Guernsey 'does not need' to treat sewage fully

Long sea sewage outfall pipe with Herm and Sark in the background
Image caption The current method of pumping sewage out to sea was not found to impact on the marine environment

Guernsey does not need to build a full sewage treatment plant, according to a report into the impact of pumping the waste out to sea.

UK firm Metoc investigated the potential cost and benefits of additional sewage treatment.

It found a treatment plant, estimated at a cost of £100m over 25 years, would provide no environmental benefit.

Public Services Minister Bernard Flouquet said the report showed nature provided effective sewage treatment.

He said the current system met most European and international standards.

At the moment waste water, including sewage, is screened before being discharged from the Belle Greve pumping station into the Little Russel, about one mile offshore via the main long sea outfall.

The States approved an £11m upgrade to the existing station on Thursday to improve the screening process.

'May be unpalatable'

The £200,000 report found the only requirement the island does not currently meet could be achieved by installing a new long sea outfall, at a cost of £6-8m, which is set to be approved in January.

It also concluded the current method had no adverse impact on bathing water quality at beaches outside Belle Greve, or on local shell fisheries.

The report recommended continued monitoring of the impact and changing international requirements.

Deputy Flouquet said the studies were commissioned to identify the best method for adopting full sewage treatment.

'Strong views'

He said: "The current method of dealing with sewage may be unpalatable to a lot of us, but if it currently meets international standards you have to question what rationale there is for spending such large amounts of money to implement further treatment.

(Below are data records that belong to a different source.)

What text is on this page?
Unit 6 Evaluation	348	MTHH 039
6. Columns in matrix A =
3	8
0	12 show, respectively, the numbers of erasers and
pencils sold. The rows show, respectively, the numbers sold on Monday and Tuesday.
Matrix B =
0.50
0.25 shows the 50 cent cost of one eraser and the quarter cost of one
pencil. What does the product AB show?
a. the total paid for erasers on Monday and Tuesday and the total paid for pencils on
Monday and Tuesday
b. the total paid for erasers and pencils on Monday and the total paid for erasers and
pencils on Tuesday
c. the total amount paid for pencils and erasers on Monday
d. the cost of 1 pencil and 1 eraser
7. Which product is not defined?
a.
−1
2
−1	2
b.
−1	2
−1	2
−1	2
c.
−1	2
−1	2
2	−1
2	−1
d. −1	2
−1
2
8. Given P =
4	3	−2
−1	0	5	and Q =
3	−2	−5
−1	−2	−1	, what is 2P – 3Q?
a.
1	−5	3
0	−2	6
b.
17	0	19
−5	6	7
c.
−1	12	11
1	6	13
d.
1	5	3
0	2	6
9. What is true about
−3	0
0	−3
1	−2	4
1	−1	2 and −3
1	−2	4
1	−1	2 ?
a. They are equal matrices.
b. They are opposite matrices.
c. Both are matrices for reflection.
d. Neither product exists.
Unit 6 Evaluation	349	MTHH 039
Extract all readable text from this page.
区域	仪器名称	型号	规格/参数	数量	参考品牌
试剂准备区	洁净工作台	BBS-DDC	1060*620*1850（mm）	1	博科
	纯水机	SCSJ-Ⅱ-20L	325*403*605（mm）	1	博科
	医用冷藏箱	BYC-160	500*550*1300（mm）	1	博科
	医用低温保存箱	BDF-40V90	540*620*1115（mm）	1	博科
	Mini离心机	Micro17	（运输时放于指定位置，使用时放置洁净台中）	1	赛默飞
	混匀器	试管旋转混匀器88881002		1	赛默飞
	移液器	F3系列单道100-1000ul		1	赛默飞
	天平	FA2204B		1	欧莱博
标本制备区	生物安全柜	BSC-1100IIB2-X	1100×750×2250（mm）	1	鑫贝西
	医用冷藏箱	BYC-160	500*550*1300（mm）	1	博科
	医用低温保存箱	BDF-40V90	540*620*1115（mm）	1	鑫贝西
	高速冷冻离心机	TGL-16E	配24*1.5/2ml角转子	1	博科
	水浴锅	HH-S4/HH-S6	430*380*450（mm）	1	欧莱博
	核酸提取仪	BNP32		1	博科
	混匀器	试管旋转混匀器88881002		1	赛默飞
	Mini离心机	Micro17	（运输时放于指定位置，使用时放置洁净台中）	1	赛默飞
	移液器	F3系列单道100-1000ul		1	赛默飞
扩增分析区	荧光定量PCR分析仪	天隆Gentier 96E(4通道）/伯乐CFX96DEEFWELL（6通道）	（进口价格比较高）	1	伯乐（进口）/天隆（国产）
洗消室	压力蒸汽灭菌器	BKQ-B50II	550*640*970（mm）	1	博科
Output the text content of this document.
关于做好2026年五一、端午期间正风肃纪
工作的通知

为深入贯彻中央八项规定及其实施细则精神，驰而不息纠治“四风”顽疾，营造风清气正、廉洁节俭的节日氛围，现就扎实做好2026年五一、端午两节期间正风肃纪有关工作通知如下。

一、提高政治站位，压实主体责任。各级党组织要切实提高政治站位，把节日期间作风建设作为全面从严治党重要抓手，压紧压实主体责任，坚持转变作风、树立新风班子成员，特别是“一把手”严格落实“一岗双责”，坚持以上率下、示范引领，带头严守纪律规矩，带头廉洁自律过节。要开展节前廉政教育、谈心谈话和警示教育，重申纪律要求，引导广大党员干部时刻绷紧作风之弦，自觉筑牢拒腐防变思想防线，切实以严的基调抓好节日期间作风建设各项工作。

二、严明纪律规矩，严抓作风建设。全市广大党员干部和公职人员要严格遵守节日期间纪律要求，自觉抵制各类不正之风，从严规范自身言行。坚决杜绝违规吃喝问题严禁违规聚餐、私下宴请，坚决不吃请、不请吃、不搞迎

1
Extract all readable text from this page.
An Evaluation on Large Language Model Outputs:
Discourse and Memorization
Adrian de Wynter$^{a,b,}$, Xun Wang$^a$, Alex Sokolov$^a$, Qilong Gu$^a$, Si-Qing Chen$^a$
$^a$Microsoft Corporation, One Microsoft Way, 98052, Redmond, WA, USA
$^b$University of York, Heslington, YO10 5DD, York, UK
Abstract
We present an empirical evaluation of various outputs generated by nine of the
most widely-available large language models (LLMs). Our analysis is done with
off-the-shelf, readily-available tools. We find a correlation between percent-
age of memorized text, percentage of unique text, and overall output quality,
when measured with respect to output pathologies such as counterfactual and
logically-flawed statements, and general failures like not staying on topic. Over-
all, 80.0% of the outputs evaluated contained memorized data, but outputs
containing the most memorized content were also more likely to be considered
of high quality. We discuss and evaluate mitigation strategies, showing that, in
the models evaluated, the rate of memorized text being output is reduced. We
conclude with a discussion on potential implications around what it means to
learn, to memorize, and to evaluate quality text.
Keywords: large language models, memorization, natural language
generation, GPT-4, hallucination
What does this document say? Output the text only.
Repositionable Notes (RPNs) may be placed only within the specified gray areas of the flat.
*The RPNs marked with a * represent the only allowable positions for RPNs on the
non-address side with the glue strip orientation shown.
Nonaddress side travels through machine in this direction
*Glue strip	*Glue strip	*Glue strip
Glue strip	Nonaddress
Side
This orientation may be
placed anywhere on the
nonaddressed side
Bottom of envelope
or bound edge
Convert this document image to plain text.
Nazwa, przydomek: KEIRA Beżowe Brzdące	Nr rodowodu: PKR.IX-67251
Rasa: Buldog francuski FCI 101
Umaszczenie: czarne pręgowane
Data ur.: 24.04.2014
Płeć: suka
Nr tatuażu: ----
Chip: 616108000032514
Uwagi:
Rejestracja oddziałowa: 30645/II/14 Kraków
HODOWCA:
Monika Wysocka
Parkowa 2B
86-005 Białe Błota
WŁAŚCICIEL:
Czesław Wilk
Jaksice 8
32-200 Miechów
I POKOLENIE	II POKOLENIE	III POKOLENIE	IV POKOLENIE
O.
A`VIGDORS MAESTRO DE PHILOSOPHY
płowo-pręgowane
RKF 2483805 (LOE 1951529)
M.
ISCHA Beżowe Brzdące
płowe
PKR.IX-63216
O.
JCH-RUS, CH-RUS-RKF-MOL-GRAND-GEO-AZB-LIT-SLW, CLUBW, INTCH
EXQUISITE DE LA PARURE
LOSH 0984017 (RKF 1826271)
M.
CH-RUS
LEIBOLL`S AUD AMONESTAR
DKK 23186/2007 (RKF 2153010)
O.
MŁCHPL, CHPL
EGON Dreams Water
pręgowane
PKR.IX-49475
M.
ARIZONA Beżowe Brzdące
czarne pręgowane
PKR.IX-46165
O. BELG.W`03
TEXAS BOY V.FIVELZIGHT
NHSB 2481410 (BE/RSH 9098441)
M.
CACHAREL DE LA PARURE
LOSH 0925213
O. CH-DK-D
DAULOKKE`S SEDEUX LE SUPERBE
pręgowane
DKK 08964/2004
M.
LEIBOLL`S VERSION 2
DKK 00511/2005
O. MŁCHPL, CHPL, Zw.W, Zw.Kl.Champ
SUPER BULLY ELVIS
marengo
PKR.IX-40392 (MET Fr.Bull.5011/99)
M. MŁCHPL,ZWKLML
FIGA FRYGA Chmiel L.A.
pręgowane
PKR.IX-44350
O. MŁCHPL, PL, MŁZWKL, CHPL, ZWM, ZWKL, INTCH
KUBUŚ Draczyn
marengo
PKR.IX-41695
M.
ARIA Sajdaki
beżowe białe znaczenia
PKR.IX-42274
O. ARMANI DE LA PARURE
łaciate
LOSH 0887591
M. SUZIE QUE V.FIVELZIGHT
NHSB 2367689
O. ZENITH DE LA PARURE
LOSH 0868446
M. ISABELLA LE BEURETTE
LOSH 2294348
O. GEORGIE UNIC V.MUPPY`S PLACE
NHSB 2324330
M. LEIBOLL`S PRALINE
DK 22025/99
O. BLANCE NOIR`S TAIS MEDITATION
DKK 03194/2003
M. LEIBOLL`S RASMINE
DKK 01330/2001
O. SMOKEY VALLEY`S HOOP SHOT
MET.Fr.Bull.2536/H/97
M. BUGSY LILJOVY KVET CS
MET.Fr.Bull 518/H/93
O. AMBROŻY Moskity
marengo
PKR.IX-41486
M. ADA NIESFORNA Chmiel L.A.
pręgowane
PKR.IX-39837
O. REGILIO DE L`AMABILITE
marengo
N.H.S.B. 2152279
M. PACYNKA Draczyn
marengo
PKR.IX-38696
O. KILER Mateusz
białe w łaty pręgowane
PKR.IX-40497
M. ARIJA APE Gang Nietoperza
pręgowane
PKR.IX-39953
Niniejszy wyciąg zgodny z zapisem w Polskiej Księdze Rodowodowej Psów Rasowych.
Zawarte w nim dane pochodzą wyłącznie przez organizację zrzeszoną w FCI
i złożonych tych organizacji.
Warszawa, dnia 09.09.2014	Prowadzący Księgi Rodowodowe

"However, this is an issue which we know many people have strong views about, so we need to have an informed debate. The scientific work that has been carried out will assist with that."

The estimated cost of £100m for a full sewage treatment plant was based on a similar UK scheme.

It included construction costs of £45-55m and annual costs of £2m, but did not include a budget to buy the land needed for the building or any interest payments needed for any loans.